During day six we finally see the Amazon forest. When we stop and get out of the car we hear it - an enormous noise from all kinds of animals. We cross the "Parque Nacional da Amazônia" and the "Floresta Nacional do Amana". The dirt road is reasonably passable - we are moving at an average of 36 kilometers per hour. We are having a good time on the "Trans-Amazônica".
At the end of day seven, we can't find a hotel. We pitch our tent next to the airport (which mainly runs on the gold mine), about a 20-minute flight in a small single-engine plane. We meet pilot Marcello, who flies dynamite and fuel in and gold (by the kilo) out. A few people live next to the airport and they spontaneously offer us the use of their bathroom. That would not happen in Europe, we think.
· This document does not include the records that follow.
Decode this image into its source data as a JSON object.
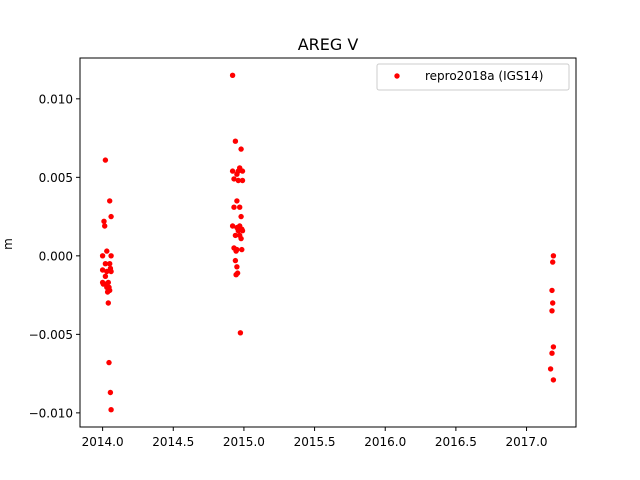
{
  "chart_data": {
    "type": "scatter",
    "title": "AREG V",
    "xlabel": "",
    "ylabel": "m",
    "xlim": [
      2013.84,
      2017.35
    ],
    "ylim": [
      -0.0109,
      0.0126
    ],
    "x_ticks": [
      2014.0,
      2014.5,
      2015.0,
      2015.5,
      2016.0,
      2016.5,
      2017.0
    ],
    "x_tick_labels": [
      "2014.0",
      "2014.5",
      "2015.0",
      "2015.5",
      "2016.0",
      "2016.5",
      "2017.0"
    ],
    "y_ticks": [
      -0.01,
      -0.005,
      0.0,
      0.005,
      0.01
    ],
    "y_tick_labels": [
      "−0.010",
      "−0.005",
      "0.000",
      "0.005",
      "0.010"
    ],
    "grid": false,
    "legend_position": "upper-right",
    "series": [
      {
        "name": "repro2018a (IGS14)",
        "color": "#ff0000",
        "marker": "circle",
        "points": [
          [
            2014.02,
            0.0061
          ],
          [
            2014.05,
            0.0035
          ],
          [
            2014.06,
            0.0025
          ],
          [
            2014.01,
            0.0022
          ],
          [
            2014.015,
            0.0019
          ],
          [
            2014.03,
            0.0003
          ],
          [
            2014.0,
            0.0
          ],
          [
            2014.06,
            0.0
          ],
          [
            2014.02,
            -0.0005
          ],
          [
            2014.05,
            -0.0005
          ],
          [
            2014.0,
            -0.0009
          ],
          [
            2014.03,
            -0.001
          ],
          [
            2014.055,
            -0.0008
          ],
          [
            2014.06,
            -0.001
          ],
          [
            2014.02,
            -0.0013
          ],
          [
            2014.0,
            -0.0017
          ],
          [
            2014.02,
            -0.0018
          ],
          [
            2014.04,
            -0.0017
          ],
          [
            2014.005,
            -0.0018
          ],
          [
            2014.03,
            -0.002
          ],
          [
            2014.045,
            -0.002
          ],
          [
            2014.05,
            -0.0022
          ],
          [
            2014.035,
            -0.0023
          ],
          [
            2014.04,
            -0.003
          ],
          [
            2014.045,
            -0.0068
          ],
          [
            2014.055,
            -0.0087
          ],
          [
            2014.06,
            -0.0098
          ],
          [
            2014.92,
            0.0115
          ],
          [
            2014.94,
            0.0073
          ],
          [
            2014.98,
            0.0068
          ],
          [
            2014.97,
            0.0056
          ],
          [
            2014.92,
            0.0054
          ],
          [
            2014.96,
            0.0054
          ],
          [
            2014.99,
            0.0054
          ],
          [
            2014.95,
            0.0052
          ],
          [
            2014.93,
            0.0049
          ],
          [
            2014.96,
            0.0048
          ],
          [
            2014.99,
            0.0048
          ],
          [
            2014.95,
            0.0035
          ],
          [
            2014.93,
            0.0031
          ],
          [
            2014.97,
            0.0031
          ],
          [
            2014.98,
            0.0025
          ],
          [
            2014.92,
            0.0019
          ],
          [
            2014.95,
            0.0018
          ],
          [
            2014.97,
            0.0019
          ],
          [
            2014.985,
            0.0017
          ],
          [
            2014.96,
            0.0016
          ],
          [
            2014.99,
            0.0016
          ],
          [
            2014.94,
            0.0013
          ],
          [
            2014.97,
            0.0013
          ],
          [
            2014.98,
            0.0011
          ],
          [
            2014.93,
            0.0005
          ],
          [
            2014.95,
            0.0004
          ],
          [
            2014.945,
            0.0003
          ],
          [
            2014.985,
            0.0004
          ],
          [
            2014.94,
            -0.0003
          ],
          [
            2014.95,
            -0.0007
          ],
          [
            2014.955,
            -0.0011
          ],
          [
            2014.945,
            -0.0012
          ],
          [
            2014.975,
            -0.0049
          ],
          [
            2017.19,
            0.0
          ],
          [
            2017.185,
            -0.0004
          ],
          [
            2017.18,
            -0.0022
          ],
          [
            2017.185,
            -0.003
          ],
          [
            2017.18,
            -0.0035
          ],
          [
            2017.19,
            -0.0058
          ],
          [
            2017.18,
            -0.0062
          ],
          [
            2017.17,
            -0.0072
          ],
          [
            2017.19,
            -0.0079
          ]
        ]
      }
    ]
  }
}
Meanwhile, we are in a different reality. Day seven, eight and nine are dominated by deforested terrain. Here and there we still see strips of forest, standing on slopes that the machines couldn't reach. Our amazement is great, it makes me completely silent. Apart from the parks we don't see any rainforest along the Trans-Amazónica. My fear of this crossing disappears; no dangerous animals here, no impenetrable forest. We mainly see land that has been transformed into pasture with grazing cows and the trunks of burned forest giants in between. And we see lit fires, to wipe out the "unwanted" vegetation. The first few minutes there is amazement, but after hours and then days this becomes concern because we see so much burnt green.
It is CO2 emission, to make place for (CO2 and methane emitting) cattle. We think back with melancholy to the 600 year old forest giant, which fortunately stands on protected land. How many tons of carbon did that one tree capture, carbon that a cattle farmer with a can of gasoline suddenly blasts into the air?
The distances here are large, but the scale on which people 'work' here is unimaginable. People here (used to) say, "God is big but the rainforest is bigger". We (now) have a different idea about that. We listen to podcasts on the road, which have 'the climate' as their subject with clock-like regularity. Because of what we experienced in the last few weeks we decided that we, big carnivores, would also like to make do with a lot less meat.